There are about 160 billion planets in our galaxy.

According to experts, exoplanets can be surprisingly common in our Milky Way galaxy, and their number is likely to exceed the number of stars.
According to the calculations of astronomers, on average, each star has 1.6 planets around it, given that according to modern estimates, there are about 100 billion stars in the Milky Way, we can say that there are 160 billion planets in our galaxy.
A significant number of these planets are small solid cosmic bodies, similar in size and physical properties to the Earth. The exact number of minor planets is not yet possible to determine, but it is obvious that their number exceeds the number of so-called gas giants.

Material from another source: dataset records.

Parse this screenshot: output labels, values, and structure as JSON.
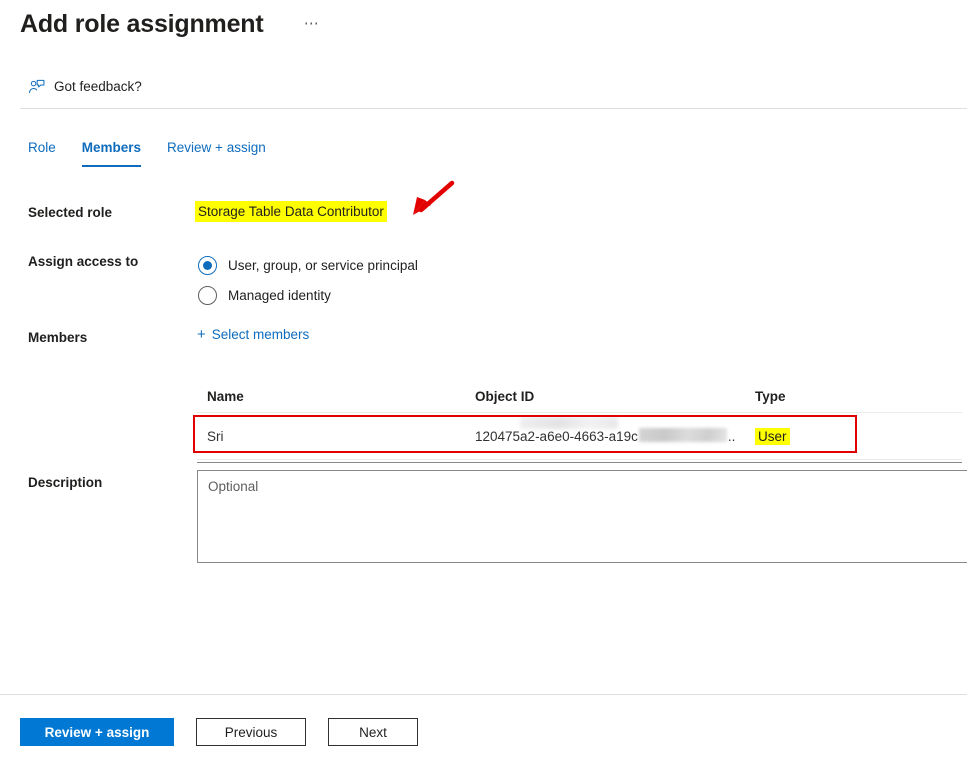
{
  "header": {
    "title": "Add role assignment",
    "more_menu": "⋯"
  },
  "feedback": {
    "icon": "feedback-person-icon",
    "label": "Got feedback?"
  },
  "tabs": [
    {
      "label": "Role",
      "active": false
    },
    {
      "label": "Members",
      "active": true
    },
    {
      "label": "Review + assign",
      "active": false
    }
  ],
  "form": {
    "selected_role": {
      "label": "Selected role",
      "value": "Storage Table Data Contributor",
      "highlight_color": "#ffff00"
    },
    "assign_access_to": {
      "label": "Assign access to",
      "options": [
        {
          "label": "User, group, or service principal",
          "selected": true
        },
        {
          "label": "Managed identity",
          "selected": false
        }
      ]
    },
    "members": {
      "label": "Members",
      "select_members_link": "Select members",
      "plus_icon": "+"
    },
    "description": {
      "label": "Description",
      "value": "",
      "placeholder": "Optional"
    }
  },
  "members_table": {
    "columns": [
      "Name",
      "Object ID",
      "Type"
    ],
    "rows": [
      {
        "name": "Sri",
        "object_id_visible": "120475a2-a6e0-4663-a19c",
        "object_id_truncation": "..",
        "type": "User",
        "type_highlight_color": "#ffff00"
      }
    ]
  },
  "annotations": {
    "arrow_color": "#e30000",
    "row_box_color": "#e30000"
  },
  "footer": {
    "primary_button": "Review + assign",
    "previous_button": "Previous",
    "next_button": "Next",
    "primary_color": "#0078d4"
  }
}
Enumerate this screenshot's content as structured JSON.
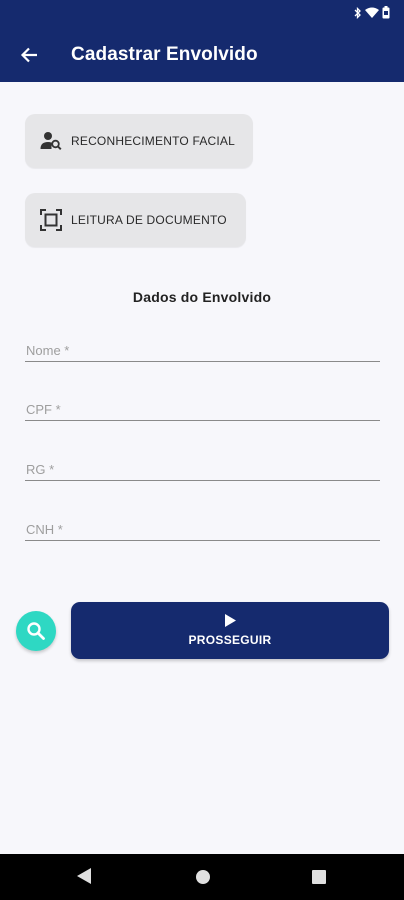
{
  "header": {
    "title": "Cadastrar Envolvido"
  },
  "actions": {
    "facial_label": "RECONHECIMENTO FACIAL",
    "document_label": "LEITURA DE DOCUMENTO"
  },
  "form": {
    "section_title": "Dados do Envolvido",
    "nome_placeholder": "Nome *",
    "cpf_placeholder": "CPF *",
    "rg_placeholder": "RG *",
    "cnh_placeholder": "CNH *"
  },
  "footer": {
    "proceed_label": "PROSSEGUIR"
  },
  "colors": {
    "primary": "#152a6e",
    "accent": "#2ed8c3",
    "action_bg": "#e6e6e8"
  },
  "icons": {
    "back": "arrow-left-icon",
    "facial": "person-search-icon",
    "document": "document-scan-icon",
    "search": "search-icon",
    "play": "play-icon"
  }
}
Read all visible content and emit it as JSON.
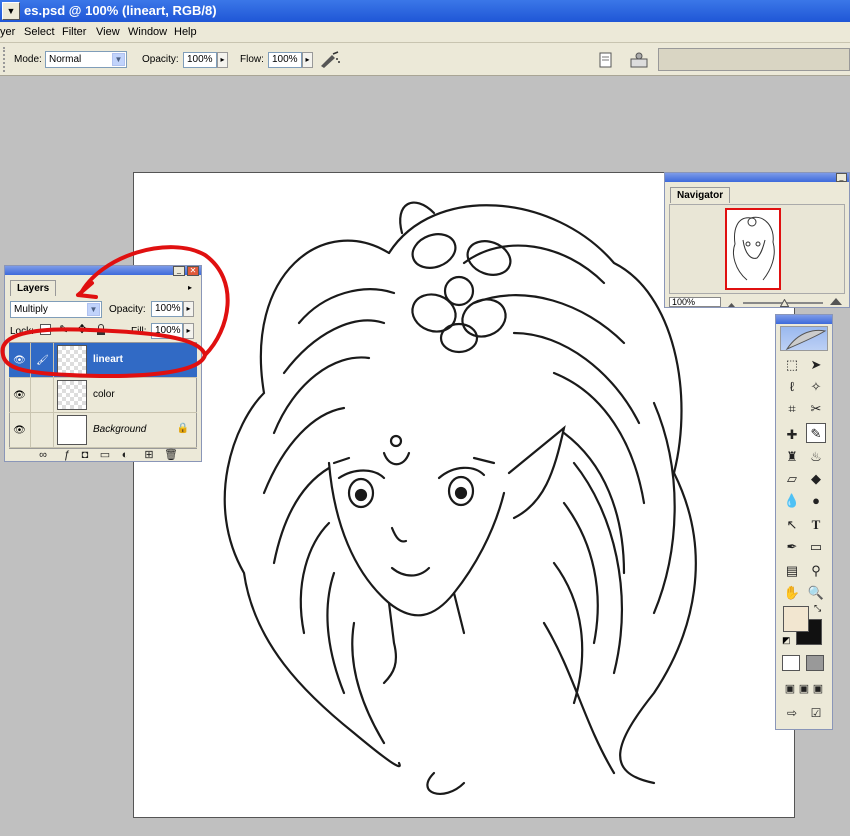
{
  "titlebar": {
    "title": "es.psd @ 100% (lineart, RGB/8)"
  },
  "menu": {
    "items": [
      "yer",
      "Select",
      "Filter",
      "View",
      "Window",
      "Help"
    ]
  },
  "options": {
    "mode_label": "Mode:",
    "mode_value": "Normal",
    "opacity_label": "Opacity:",
    "opacity_value": "100%",
    "flow_label": "Flow:",
    "flow_value": "100%"
  },
  "layers_panel": {
    "tab": "Layers",
    "blend_mode": "Multiply",
    "opacity_label": "Opacity:",
    "opacity_value": "100%",
    "lock_label": "Lock:",
    "fill_label": "Fill:",
    "fill_value": "100%",
    "layers": [
      {
        "name": "lineart",
        "selected": true
      },
      {
        "name": "color",
        "selected": false
      },
      {
        "name": "Background",
        "selected": false
      }
    ]
  },
  "navigator_panel": {
    "tab": "Navigator",
    "zoom": "100%"
  },
  "colors": {
    "foreground": "#f2e6d0",
    "background": "#111111",
    "annotation": "#e01010"
  },
  "icons": [
    "brush-icon",
    "marquee-icon",
    "move-icon",
    "lasso-icon",
    "wand-icon",
    "crop-icon",
    "slice-icon",
    "heal-icon",
    "stamp-icon",
    "history-brush-icon",
    "eraser-icon",
    "bucket-icon",
    "blur-icon",
    "dodge-icon",
    "select-arrow-icon",
    "type-icon",
    "pen-icon",
    "shape-icon",
    "notes-icon",
    "eyedropper-icon",
    "hand-icon",
    "zoom-icon"
  ],
  "toolbox": {
    "type_glyph": "T"
  }
}
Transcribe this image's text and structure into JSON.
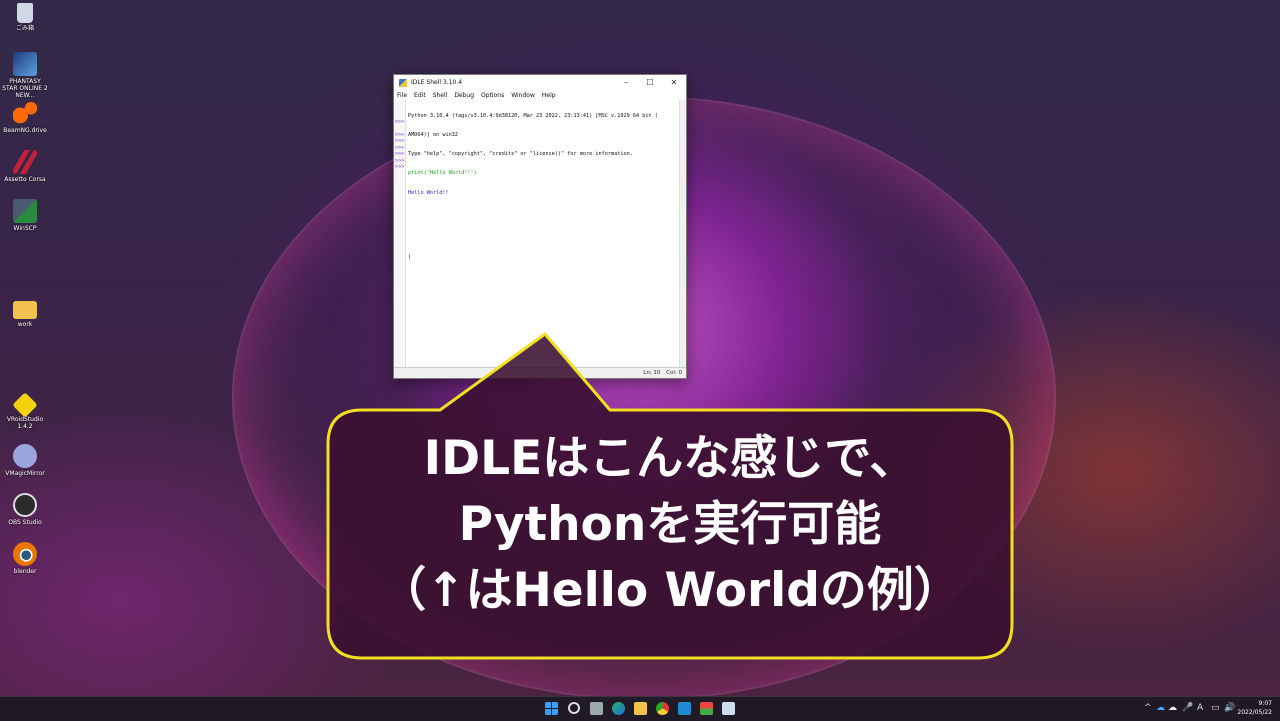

“This study is more statistical in nature, but based on all the astronomical studies conducted over the past few years, we can say that the planets around the stars for the Milky Way are more the norm, and not the exception to the rule,” says study author Arnaud Cassan from the Paris Institute of Astrophysics. “More recently, we have to realize our galaxy is not only a place with billions of stars, but also a place with a huge number of planets, many of which are still hidden from us,” he says.
To date, the number of confirmed exoplanets includes about 700 objects located outside the Solar System. Another approximately 2,300 are so-called “planet candidates”. Most of the exoplanets currently detected are detected using one of two methods: transit photometry or radial velocity.
For example, the modern Kepler orbiting telescope uses the first method and it allows you to find large exoplanets located in the immediate vicinity of their stars. The second method is more complex, since it is based on the gravitational deviations of stars and large planets, but it allows you to find much smaller planets that are further removed from the stars. Scientists say that both of these methods are productive.
Cassan says that now another technique is being worked out for exoplanets – gravitational microlensing, which was previously developed for the study of distant galaxies. Summing up the three methods of detecting exoplanets, tens of thousands of exoplanets may be discovered in the next 10-15 years, scientists predict.
Extrapolating already available data to the entire Milky Way galaxy, French scientists say that about a sixth of the stars in our galaxy have so – called hot Jupiters near them, about half are planets similar to Neptune, and about 75% are planets conventionally called “super – Earths”. At the same time, experts say that their study takes into account only the range of 0.5-10 astronomical units from the star as a “habitable territory”.
“We can say that low-mass planets like’ super-Earths ‘ and Neptune – like planets are significantly more common than giant planets like Saturn or Jupiter,” Cassan says.
Based on current data, astronomers say on average in the range of 0.5 to 10 AU. a star in the Milky Way has 1.6 planets, that is, in total in our galaxy, according to the most conservative estimates, there are about 160 billion planets. “The actual number of planets is likely slightly higher, as some stars have planets closer than 0.5 au, while others are farther than 10 au,” says Cassan.